André Malraux avait coutume de dire que « la culture ne s’hérite pas, elle se conquiert » ; celle de l’intelligence économique peut-être plus que d’autres. Depuis la période coloniale, l’Afrique a vécu comme un réservoir de matières premières pour les grandes puissances. La conférence de Berlin de 1884-1885 ayant tranché la question de la concurrence jusqu’après les indépendances de 1960, il n’y avait aucune raison de penser que la collecte et la diffusion sécurisée de l’information utile aux acteurs économiques était décisive pour les pays africains. Mais depuis 2000, poussé par l’intérêt grandissant de la Chine pour la qualité de nos matières premières et la taille de nos marchés, notre continent est apparu comme la nouvelle frontière de la croissance mondiale, avec la concurrence qui en découle. C’est cette nouvelle configuration qui porte, chez-nous, les germes de ce que vous dessinez comme une «véritable culture de l’intelligence économique ». Cette culture se conquiert en luttant contre de vieilles habitudes telles que l’ostracisme à l’égard des producteurs de richesses, la rétention de l’information et l’absence de données publiques fiables et régulièrement mises à jour, etc. Dans ce contexte, les pays anglophones tels que l’Afrique du Sud, le Kenya, le Ghana ou l’Ouganda sont en avance sur leurs homologues francophones, très probablement pour des raisons culturelles, là aussi…

Quelles sont les spécificités du renseignement (étatique ou commercial) en Afrique? (typologie des acteurs, moyens, historique, etc.)

À cause de sa matrice culturelle et de son retard technologique, le renseignement africain est et reste principalement tributaire des sources humaines, tant au niveau militaire, politique que commercial. Même si la percée d’internet et du téléphone mobile permet de mobiliser d’autres sources, ces dernières restent largement minoritaires. C’est pour cette raison que le CAVIE a à cœur de former des professionnels de l’intelligence économique aguerris aussi bien dans la recherche électronique que dans le renseignement humain. Nos adhérents formés à l’étranger sont tous unanimes: ce dernier aspect est celui qui leur fait le plus défaut en contexte africain.
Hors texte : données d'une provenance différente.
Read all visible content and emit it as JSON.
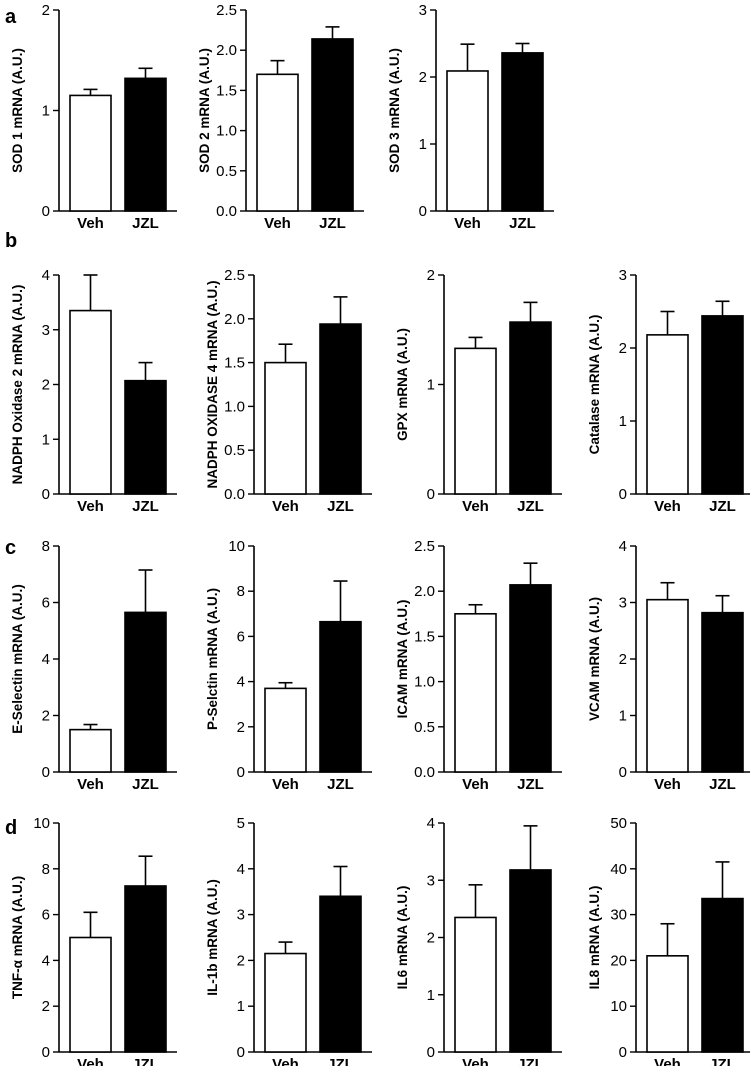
{
  "figure": {
    "panel_labels": [
      "a",
      "b",
      "c",
      "d"
    ]
  },
  "colors": {
    "veh_fill": "#ffffff",
    "jzl_fill": "#000000",
    "stroke": "#000000"
  },
  "chart_data": [
    {
      "type": "bar",
      "panel": "a",
      "ylabel": "SOD 1 mRNA (A.U.)",
      "categories": [
        "Veh",
        "JZL"
      ],
      "values": [
        1.15,
        1.32
      ],
      "errors": [
        0.06,
        0.1
      ],
      "ylim": [
        0,
        2
      ],
      "yticks": [
        "0",
        "1",
        "2"
      ],
      "grid": false
    },
    {
      "type": "bar",
      "panel": "a",
      "ylabel": "SOD 2 mRNA (A.U.)",
      "categories": [
        "Veh",
        "JZL"
      ],
      "values": [
        1.7,
        2.14
      ],
      "errors": [
        0.17,
        0.15
      ],
      "ylim": [
        0,
        2.5
      ],
      "yticks": [
        "0.0",
        "0.5",
        "1.0",
        "1.5",
        "2.0",
        "2.5"
      ],
      "grid": false
    },
    {
      "type": "bar",
      "panel": "a",
      "ylabel": "SOD 3 mRNA (A.U.)",
      "categories": [
        "Veh",
        "JZL"
      ],
      "values": [
        2.09,
        2.36
      ],
      "errors": [
        0.4,
        0.14
      ],
      "ylim": [
        0,
        3
      ],
      "yticks": [
        "0",
        "1",
        "2",
        "3"
      ],
      "grid": false
    },
    {
      "type": "bar",
      "panel": "b",
      "ylabel": "NADPH Oxidase 2 mRNA (A.U.)",
      "categories": [
        "Veh",
        "JZL"
      ],
      "values": [
        3.35,
        2.07
      ],
      "errors": [
        0.65,
        0.33
      ],
      "ylim": [
        0,
        4
      ],
      "yticks": [
        "0",
        "1",
        "2",
        "3",
        "4"
      ],
      "grid": false
    },
    {
      "type": "bar",
      "panel": "b",
      "ylabel": "NADPH OXIDASE 4 mRNA (A.U.)",
      "categories": [
        "Veh",
        "JZL"
      ],
      "values": [
        1.5,
        1.94
      ],
      "errors": [
        0.21,
        0.31
      ],
      "ylim": [
        0,
        2.5
      ],
      "yticks": [
        "0.0",
        "0.5",
        "1.0",
        "1.5",
        "2.0",
        "2.5"
      ],
      "grid": false
    },
    {
      "type": "bar",
      "panel": "b",
      "ylabel": "GPX mRNA (A.U.)",
      "categories": [
        "Veh",
        "JZL"
      ],
      "values": [
        1.33,
        1.57
      ],
      "errors": [
        0.1,
        0.18
      ],
      "ylim": [
        0,
        2
      ],
      "yticks": [
        "0",
        "1",
        "2"
      ],
      "grid": false
    },
    {
      "type": "bar",
      "panel": "b",
      "ylabel": "Catalase mRNA (A.U.)",
      "categories": [
        "Veh",
        "JZL"
      ],
      "values": [
        2.18,
        2.44
      ],
      "errors": [
        0.32,
        0.2
      ],
      "ylim": [
        0,
        3
      ],
      "yticks": [
        "0",
        "1",
        "2",
        "3"
      ],
      "grid": false
    },
    {
      "type": "bar",
      "panel": "c",
      "ylabel": "E-Selectin mRNA (A.U.)",
      "categories": [
        "Veh",
        "JZL"
      ],
      "values": [
        1.5,
        5.65
      ],
      "errors": [
        0.18,
        1.5
      ],
      "ylim": [
        0,
        8
      ],
      "yticks": [
        "0",
        "2",
        "4",
        "6",
        "8"
      ],
      "grid": false
    },
    {
      "type": "bar",
      "panel": "c",
      "ylabel": "P-Selctin mRNA (A.U.)",
      "categories": [
        "Veh",
        "JZL"
      ],
      "values": [
        3.7,
        6.65
      ],
      "errors": [
        0.25,
        1.8
      ],
      "ylim": [
        0,
        10
      ],
      "yticks": [
        "0",
        "2",
        "4",
        "6",
        "8",
        "10"
      ],
      "grid": false
    },
    {
      "type": "bar",
      "panel": "c",
      "ylabel": "ICAM mRNA (A.U.)",
      "categories": [
        "Veh",
        "JZL"
      ],
      "values": [
        1.75,
        2.07
      ],
      "errors": [
        0.1,
        0.24
      ],
      "ylim": [
        0,
        2.5
      ],
      "yticks": [
        "0.0",
        "0.5",
        "1.0",
        "1.5",
        "2.0",
        "2.5"
      ],
      "grid": false
    },
    {
      "type": "bar",
      "panel": "c",
      "ylabel": "VCAM mRNA (A.U.)",
      "categories": [
        "Veh",
        "JZL"
      ],
      "values": [
        3.05,
        2.82
      ],
      "errors": [
        0.3,
        0.3
      ],
      "ylim": [
        0,
        4
      ],
      "yticks": [
        "0",
        "1",
        "2",
        "3",
        "4"
      ],
      "grid": false
    },
    {
      "type": "bar",
      "panel": "d",
      "ylabel": "TNF-α mRNA (A.U.)",
      "categories": [
        "Veh",
        "JZL"
      ],
      "values": [
        5.0,
        7.25
      ],
      "errors": [
        1.1,
        1.3
      ],
      "ylim": [
        0,
        10
      ],
      "yticks": [
        "0",
        "2",
        "4",
        "6",
        "8",
        "10"
      ],
      "grid": false
    },
    {
      "type": "bar",
      "panel": "d",
      "ylabel": "IL-1b mRNA (A.U.)",
      "categories": [
        "Veh",
        "JZL"
      ],
      "values": [
        2.15,
        3.4
      ],
      "errors": [
        0.25,
        0.65
      ],
      "ylim": [
        0,
        5
      ],
      "yticks": [
        "0",
        "1",
        "2",
        "3",
        "4",
        "5"
      ],
      "grid": false
    },
    {
      "type": "bar",
      "panel": "d",
      "ylabel": "IL6 mRNA (A.U.)",
      "categories": [
        "Veh",
        "JZL"
      ],
      "values": [
        2.35,
        3.18
      ],
      "errors": [
        0.57,
        0.77
      ],
      "ylim": [
        0,
        4
      ],
      "yticks": [
        "0",
        "1",
        "2",
        "3",
        "4"
      ],
      "grid": false
    },
    {
      "type": "bar",
      "panel": "d",
      "ylabel": "IL8 mRNA (A.U.)",
      "categories": [
        "Veh",
        "JZL"
      ],
      "values": [
        21.0,
        33.5
      ],
      "errors": [
        7.0,
        8.0
      ],
      "ylim": [
        0,
        50
      ],
      "yticks": [
        "0",
        "10",
        "20",
        "30",
        "40",
        "50"
      ],
      "grid": false
    }
  ]
}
Spécialiste des marchés africains, Guy Gweth est le fondateur de Knowdys Consulting Group, leader du conseil en intelligence stratégique et due diligence en Afrique centrale et de l’Ouest. Responsable du Programme « Doing Business in Africa » à Centrale Paris et EMLyon, il enseigne la due diligence en MBA à l’ESG Management School de Paris, la veille stratégique à BGFI Business School de Libreville, et la géostratégie africaine à l’Université de Reims Champagne-Ardenne. Outre le Centre africain de veille et d’intelligence économique, il préside également le Groupe de Recherche et d’Action sur la Sécurité Informatique en Afrique (GRASIA). Il est notamment l’auteur de « 70 chroniques de guerre économique » paru en 2015.